In it, he discusses this famous photograph from Birmingham in 1963.

It seems to show a police officer unleashing his dog on a black protester. But it doesn’t. The man in the photograph wasn’t part of the protest. He wasn’t a “Foot soldier,” as the Civil Rights activists called themselves. And the police officer hadn’t unleashed his dog on him. If you look closely, both men seem surprised and the police officer is leaning back, trying to pull the dog away. But that’s not what the nation saw.
This photo highlighted the brutality of the Jim Crowe south. It represented the discrimination, the institutionalized hate, and the lynchings. It shifted public opinion to the side of the Civil Rights movement, and it was all done on purpose. Bill Hudson, the photographer, chose this picture over the hundreds of other photos he had taken that day. The editor of The New York Times chose to put this story above the fold rather than any other news of the day. This is what a medium does. It takes the raw data, curates it, interprets it, and disseminates a cohesive message. In doing so, a medium must disregard data that fails to support its message or obfuscate its position. In its quest for “Truth,” it must necessarily deviate from “reality.”
To further clarify, look at Ronald S. McDowell’s statue inspired by Bill Hudson’s photograph.

The figure representing Walter Gadsen, the student, is considerably younger and shorter than he was in reality. The police officer is emotionless and inhuman, reminiscent of T-1000 from Terminator 2: Judgment Day, which came out four years before the sculpture was dedicated. The police dog’s mouth is wide open, bearing vicious, anatomically improbable fangs. But remember this is a piece of art. This is not a pipe.

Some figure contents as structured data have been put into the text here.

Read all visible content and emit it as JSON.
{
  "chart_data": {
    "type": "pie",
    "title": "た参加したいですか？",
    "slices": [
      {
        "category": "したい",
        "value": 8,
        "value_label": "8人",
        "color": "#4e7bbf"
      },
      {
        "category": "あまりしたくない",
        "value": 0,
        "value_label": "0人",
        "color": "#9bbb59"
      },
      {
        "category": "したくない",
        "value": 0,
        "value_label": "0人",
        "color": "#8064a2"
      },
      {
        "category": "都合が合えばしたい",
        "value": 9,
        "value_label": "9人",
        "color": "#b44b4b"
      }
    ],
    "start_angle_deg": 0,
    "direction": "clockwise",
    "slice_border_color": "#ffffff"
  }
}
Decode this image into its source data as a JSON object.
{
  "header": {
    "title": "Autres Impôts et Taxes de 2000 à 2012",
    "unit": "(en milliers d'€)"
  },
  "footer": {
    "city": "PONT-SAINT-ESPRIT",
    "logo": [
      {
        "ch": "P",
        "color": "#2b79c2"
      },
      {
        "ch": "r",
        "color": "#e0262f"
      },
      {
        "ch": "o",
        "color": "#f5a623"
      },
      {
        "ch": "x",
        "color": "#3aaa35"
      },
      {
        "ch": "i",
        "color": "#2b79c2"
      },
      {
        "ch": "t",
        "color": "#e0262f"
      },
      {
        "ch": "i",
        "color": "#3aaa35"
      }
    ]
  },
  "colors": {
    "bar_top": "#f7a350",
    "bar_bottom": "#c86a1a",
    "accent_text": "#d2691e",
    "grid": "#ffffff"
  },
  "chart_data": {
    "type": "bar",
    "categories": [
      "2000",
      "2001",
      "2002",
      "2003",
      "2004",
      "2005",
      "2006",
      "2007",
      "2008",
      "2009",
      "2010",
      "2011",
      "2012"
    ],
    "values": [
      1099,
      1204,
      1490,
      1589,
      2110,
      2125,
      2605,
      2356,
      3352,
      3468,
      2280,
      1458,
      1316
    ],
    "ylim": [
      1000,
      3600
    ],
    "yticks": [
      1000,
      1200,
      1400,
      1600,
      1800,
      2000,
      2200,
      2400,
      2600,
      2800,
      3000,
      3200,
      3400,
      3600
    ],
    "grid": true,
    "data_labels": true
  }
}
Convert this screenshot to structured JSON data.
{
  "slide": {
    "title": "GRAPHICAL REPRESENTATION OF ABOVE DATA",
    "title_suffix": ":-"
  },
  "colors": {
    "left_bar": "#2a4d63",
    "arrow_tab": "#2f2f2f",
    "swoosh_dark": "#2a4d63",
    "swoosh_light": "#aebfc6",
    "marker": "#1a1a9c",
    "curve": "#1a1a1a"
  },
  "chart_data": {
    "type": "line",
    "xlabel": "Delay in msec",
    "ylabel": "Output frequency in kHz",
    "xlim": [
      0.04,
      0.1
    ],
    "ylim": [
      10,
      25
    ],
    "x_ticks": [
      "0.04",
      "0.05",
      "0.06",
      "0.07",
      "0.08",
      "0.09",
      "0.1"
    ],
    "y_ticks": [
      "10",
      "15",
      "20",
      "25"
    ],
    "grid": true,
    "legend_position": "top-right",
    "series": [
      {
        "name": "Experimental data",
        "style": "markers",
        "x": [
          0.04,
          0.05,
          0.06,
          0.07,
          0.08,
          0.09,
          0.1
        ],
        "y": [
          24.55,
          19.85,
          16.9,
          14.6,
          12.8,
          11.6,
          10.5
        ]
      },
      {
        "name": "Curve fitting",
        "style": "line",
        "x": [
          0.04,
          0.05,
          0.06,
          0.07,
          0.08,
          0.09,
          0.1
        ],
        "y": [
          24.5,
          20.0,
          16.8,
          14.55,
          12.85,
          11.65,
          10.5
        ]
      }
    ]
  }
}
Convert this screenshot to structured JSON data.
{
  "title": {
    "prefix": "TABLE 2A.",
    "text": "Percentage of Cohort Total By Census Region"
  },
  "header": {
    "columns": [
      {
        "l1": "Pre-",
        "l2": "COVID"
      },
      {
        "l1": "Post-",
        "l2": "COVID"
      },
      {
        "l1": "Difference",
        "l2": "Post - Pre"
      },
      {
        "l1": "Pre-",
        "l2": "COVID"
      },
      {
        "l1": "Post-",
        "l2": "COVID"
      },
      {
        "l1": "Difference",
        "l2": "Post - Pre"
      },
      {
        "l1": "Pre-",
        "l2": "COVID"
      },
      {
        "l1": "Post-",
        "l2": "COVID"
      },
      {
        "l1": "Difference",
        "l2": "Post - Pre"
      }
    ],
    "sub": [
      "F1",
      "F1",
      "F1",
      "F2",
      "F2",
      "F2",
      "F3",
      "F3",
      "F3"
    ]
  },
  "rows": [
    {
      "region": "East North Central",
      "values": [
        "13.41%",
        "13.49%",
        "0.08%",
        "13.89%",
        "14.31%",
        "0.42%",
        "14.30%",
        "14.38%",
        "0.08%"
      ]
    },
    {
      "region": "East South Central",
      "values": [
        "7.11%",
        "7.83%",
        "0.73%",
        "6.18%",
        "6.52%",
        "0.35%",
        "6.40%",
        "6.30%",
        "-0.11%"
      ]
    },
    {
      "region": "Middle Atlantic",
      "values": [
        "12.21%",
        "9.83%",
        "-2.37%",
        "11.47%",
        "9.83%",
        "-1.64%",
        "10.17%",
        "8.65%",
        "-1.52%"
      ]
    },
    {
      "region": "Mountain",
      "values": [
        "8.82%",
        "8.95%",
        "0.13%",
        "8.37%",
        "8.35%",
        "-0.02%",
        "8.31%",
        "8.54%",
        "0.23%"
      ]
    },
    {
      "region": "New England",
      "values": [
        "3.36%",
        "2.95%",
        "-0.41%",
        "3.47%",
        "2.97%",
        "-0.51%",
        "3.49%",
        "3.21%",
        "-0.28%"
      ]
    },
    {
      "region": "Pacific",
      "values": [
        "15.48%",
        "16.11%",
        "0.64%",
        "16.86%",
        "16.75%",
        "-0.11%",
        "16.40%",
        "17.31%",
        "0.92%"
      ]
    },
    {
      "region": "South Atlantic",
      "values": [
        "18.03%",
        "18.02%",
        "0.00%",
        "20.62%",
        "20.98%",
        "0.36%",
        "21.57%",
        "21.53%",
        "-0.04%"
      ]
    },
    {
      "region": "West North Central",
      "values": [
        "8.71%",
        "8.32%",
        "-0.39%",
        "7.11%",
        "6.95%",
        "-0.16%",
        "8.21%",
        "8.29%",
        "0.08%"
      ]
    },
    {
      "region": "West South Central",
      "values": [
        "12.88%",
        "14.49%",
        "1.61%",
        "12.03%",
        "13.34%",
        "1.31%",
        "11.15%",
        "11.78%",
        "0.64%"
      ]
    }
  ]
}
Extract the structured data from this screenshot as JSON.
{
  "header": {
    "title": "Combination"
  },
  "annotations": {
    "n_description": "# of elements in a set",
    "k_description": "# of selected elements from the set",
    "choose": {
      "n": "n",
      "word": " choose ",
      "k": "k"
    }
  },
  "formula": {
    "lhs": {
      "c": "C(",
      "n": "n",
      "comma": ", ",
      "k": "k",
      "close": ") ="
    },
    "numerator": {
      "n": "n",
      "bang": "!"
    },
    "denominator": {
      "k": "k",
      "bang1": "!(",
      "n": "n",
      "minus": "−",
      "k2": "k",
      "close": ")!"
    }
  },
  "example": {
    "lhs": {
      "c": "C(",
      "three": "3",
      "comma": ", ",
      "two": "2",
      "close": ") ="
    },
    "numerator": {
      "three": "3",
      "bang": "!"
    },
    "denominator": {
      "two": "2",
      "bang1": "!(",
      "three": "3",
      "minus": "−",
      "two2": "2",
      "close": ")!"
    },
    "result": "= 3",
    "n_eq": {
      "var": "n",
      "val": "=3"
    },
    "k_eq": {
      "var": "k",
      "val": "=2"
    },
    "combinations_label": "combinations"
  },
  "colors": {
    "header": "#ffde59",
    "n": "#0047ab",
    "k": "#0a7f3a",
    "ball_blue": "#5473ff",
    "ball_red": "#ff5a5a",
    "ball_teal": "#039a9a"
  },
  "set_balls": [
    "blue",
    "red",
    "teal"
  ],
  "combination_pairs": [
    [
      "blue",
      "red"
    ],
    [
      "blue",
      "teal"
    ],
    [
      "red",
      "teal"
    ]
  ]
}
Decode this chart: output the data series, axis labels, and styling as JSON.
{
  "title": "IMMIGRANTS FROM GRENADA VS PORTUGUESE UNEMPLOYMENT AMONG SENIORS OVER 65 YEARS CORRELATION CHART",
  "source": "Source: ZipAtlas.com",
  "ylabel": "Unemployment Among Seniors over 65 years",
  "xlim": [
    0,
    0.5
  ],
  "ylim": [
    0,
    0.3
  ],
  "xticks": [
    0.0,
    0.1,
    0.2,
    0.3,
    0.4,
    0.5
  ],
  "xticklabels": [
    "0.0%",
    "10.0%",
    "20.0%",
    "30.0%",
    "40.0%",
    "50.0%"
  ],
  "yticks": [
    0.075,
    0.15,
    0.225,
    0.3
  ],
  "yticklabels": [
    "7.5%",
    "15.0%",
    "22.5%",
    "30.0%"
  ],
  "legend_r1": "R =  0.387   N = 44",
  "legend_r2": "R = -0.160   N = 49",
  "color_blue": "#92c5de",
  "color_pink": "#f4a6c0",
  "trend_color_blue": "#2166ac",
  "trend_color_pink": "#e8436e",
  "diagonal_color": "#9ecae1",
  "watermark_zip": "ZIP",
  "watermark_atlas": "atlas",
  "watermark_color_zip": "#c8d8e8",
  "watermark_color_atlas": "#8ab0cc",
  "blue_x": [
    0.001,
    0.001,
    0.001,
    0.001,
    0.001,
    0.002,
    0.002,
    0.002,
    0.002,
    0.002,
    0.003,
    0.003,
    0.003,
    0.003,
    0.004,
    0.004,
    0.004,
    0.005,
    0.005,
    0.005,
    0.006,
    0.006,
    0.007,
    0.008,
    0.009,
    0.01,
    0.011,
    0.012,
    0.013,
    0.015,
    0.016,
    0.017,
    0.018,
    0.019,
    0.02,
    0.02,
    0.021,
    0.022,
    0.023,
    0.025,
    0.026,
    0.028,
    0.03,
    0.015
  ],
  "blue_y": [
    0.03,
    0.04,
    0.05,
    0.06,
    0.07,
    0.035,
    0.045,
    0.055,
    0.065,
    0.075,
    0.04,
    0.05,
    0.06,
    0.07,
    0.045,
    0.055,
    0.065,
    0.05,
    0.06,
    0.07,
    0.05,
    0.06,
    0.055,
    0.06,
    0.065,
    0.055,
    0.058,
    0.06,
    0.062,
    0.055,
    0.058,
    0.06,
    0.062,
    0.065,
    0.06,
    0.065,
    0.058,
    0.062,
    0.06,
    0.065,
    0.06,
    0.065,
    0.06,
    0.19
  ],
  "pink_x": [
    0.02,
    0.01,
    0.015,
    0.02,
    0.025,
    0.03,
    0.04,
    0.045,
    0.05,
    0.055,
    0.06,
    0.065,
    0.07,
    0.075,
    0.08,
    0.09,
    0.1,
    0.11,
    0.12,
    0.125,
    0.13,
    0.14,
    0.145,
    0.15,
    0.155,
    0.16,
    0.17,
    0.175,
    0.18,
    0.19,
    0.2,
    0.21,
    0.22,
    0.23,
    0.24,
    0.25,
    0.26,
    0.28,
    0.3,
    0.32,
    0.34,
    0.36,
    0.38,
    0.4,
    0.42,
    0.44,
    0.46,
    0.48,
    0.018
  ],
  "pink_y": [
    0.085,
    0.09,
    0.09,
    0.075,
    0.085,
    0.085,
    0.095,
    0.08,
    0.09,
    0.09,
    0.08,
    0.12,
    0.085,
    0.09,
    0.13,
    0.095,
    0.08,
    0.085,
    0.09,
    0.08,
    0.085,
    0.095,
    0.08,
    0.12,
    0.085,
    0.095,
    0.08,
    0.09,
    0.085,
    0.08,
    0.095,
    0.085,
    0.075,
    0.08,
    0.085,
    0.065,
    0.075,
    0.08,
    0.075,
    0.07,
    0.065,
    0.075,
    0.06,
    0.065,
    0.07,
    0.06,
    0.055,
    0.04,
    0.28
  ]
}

The push and pull between film as art and film as documentation will never end. But as a filmmaker and consumer of media, it’s important to acknowledge that film is a medium. It is not reality. There is no magic bullet, no enforceable code of conduct, no ten commandments of filmmaking that will ever make film purely objective. Reality is reality. Film is film. The best thing you can do as both a filmmaker and a consumer is educate yourself.
It’s important to learn about technology, to learn what is possible and how to spot a fake. But it’s also important to learn about art. You know—art, that thing that gets cut when we want to tighten school budgets. Learn about artistic conventions. Learn to read the meaning behind how a frame is composed, how set decoration reinforces the theme, and how story arcs are constructed. Understand that models and movie stars are just people, too. Play with AI. Appreciate the complex and tragic story of Aaron Copland and Fanfare for the Common Man (examined here in another great podcast). See the allegory between Game of Throne’s White Walkers and climate change. Learn how Proust’s understanding of memory preceded neuroscience. Discover the 1920 play that introduced the word robot and the idea that robots are out to kill us. And, above all, recognize that just because you see a video of something doesn’t mean it’s reality. In fact it’s not reality. It’s just a video. And while there will be a degree of objective truth in it, there will always be a degree of the artist’s truth. After all, it is a video. It is not a pipe.
*NOTE: An earlier version of this blog appeared on this site in 2017. This version has been updated to reflect technological advances, specifically AI.